Но на этом процедура не закончилась. Йонтас положил мою руку на ладонь своей правой, лежавшей на столе и накрыл сверху левой рукой, откинулся на спинку стула и прикрыл глаза. Наверное, целую минуту ничего не происходило, потом я почувствовала очень лёгкое покалывание, незаметно оно усилилось, в какой-то момент стало почти больно рядом с раной , и тут же он убрал ладони. В это мгновение наши взгляды встретились – мой удивлённо-радостный и его испытующий. Он удовлетворённо кивнул и встал. Ленни, которая вместе с сыном всё это время стояла рядом, угостила Йонтаса куском сала. Когда он ушёл, она поинтересовалась:

–Н у как?

Рука почти не болела.

– Что это было? – спросила я.

– Не слыхала раньше про прусских лекарей? Йонтас многим помогает...

В тот день меня поставили разливать обед. Соня показал, как зачёрпывать, чтобы попало равномерно и гущи и жидкости. Пленные подходили молча, протягивали свои разномастные котелки и плошки, никто не поднимал головы, не смотрел в глаза, даже не разговаривал. Правда, я заметила среди в чём-то похожих друг на друга немолодых лиц нового человека – парня, который стоял рядом с Йонтасом, он выделялся не только молодостью, но и торчащими, как парик клоуна рыжими волосами. Как оказалось, дней десять назад сгорел мотор малой циркулярной пилы, и это случилось как раз тогда, когда на ней работал Пинцер (так звали рыжеволосого) . Его отправили в наказание назад на карьер, но Йонтас каким-то образом смог уговорить Бинда и другое начальство его вернуть.

Пинцер стал попадаться мне на глаза довольно часто – он носил теперь уголь и воду на кухню. Глядя на него, я представляла себе, как тяжела работа на каменоломне. Этот молодой парень выглядел гораздо хуже других пленных, и в первые дни после возвращения всё время был страшно голоден. Когда он зашёл на кухню с ведром угля, то замер как вкопанный при виде буханок хлеба, приготовленных к нарезке, забыл даже ведро на пол поставить. Я просто не могла не дать ему кусок горбушки. Он вдруг страшно смутился, быстро забросил уголь в печь и убежал.

После обеда я отложила ему варёную картофелину, почти деликатес! Но он отвёл глаза и мотнул головой, хотя вообще-то он был совсем не стеснительный парень, этот Пинцер. Он всегда приветливо улыбался, появляясь утром со своим неизменным ведром, и я старалась положить ему в его миску чуть-чуть больше, чем другим.

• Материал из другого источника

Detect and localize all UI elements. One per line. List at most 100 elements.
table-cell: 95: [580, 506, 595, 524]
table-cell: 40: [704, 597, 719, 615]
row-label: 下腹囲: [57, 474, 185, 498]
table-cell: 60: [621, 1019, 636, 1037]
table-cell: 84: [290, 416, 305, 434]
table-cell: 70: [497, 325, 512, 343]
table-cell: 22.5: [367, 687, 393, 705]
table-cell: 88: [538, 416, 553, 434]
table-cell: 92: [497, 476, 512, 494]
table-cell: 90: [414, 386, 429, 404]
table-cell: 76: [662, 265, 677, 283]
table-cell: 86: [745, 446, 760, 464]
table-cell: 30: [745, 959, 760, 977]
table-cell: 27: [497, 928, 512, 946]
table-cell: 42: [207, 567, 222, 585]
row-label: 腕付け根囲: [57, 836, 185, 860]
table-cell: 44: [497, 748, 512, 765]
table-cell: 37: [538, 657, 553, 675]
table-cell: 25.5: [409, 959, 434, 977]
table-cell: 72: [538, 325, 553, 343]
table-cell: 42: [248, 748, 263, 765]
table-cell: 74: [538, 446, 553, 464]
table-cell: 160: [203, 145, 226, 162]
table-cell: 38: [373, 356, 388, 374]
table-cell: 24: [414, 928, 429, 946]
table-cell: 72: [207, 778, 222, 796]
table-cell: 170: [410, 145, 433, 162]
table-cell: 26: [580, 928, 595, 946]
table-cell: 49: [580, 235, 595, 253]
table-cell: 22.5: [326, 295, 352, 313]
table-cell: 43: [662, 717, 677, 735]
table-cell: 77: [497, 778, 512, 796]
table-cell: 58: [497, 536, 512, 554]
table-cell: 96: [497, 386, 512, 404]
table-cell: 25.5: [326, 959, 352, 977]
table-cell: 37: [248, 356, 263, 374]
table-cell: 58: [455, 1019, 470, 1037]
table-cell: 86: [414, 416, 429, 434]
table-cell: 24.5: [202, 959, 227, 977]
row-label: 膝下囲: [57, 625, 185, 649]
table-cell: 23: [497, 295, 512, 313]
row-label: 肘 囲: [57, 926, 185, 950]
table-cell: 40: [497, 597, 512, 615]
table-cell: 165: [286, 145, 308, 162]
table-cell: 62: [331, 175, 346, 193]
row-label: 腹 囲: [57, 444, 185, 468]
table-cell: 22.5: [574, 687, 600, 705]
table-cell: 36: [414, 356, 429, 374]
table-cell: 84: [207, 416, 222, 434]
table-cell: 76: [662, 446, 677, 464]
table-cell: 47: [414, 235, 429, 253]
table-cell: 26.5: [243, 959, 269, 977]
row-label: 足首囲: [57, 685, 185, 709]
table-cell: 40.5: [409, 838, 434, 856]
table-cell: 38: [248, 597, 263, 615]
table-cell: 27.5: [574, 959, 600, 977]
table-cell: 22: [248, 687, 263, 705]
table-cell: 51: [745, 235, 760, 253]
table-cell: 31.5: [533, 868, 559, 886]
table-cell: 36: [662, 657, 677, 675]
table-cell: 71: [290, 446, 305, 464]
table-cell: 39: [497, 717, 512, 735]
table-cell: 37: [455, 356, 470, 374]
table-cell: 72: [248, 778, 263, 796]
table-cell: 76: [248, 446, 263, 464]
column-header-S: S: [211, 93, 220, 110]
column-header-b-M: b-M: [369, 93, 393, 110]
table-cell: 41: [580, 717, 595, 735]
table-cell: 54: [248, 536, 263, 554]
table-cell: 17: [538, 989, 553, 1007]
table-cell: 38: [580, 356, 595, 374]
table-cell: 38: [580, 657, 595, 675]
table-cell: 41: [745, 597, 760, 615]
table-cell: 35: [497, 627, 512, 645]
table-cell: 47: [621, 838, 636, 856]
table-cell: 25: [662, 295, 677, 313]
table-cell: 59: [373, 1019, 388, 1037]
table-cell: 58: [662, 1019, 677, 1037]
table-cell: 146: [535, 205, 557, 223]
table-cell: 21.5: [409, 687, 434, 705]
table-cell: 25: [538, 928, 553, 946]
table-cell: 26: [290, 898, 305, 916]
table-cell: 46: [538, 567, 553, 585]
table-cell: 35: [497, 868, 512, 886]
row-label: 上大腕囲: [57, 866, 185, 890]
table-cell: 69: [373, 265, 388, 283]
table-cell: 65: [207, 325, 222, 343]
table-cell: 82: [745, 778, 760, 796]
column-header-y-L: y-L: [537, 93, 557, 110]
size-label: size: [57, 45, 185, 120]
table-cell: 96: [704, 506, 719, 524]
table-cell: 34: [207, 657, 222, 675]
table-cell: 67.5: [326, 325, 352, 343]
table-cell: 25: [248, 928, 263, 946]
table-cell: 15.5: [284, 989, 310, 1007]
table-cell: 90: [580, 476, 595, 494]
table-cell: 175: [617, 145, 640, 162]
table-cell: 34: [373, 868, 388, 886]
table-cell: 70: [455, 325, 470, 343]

Прошла неделя, я получила первое жалованье и все деньги потратила на то, чтобы починить провода телефонной линии, тянувшейся к нашему дому, потом предстояло купить сам телефонный аппарат. Но пока надо было обойтись без разговоров с Антоном, когда я звонила вечером из автомата, трубку всегда брала госпожа Тэсс. Оставалось одно – просто решиться пойти к ним домой.

В воскресенье после обеда, небрежно бросив маме: "Схожу за книжкой", я направилась в район особняков, где жил Антон. Госпожа Тэсс не удивилась, увидев меня, она была занята на кухне, выглянула, держа на весу испачканные в тесте руки:

– Антон в саду, там где кусты, ты помнишь?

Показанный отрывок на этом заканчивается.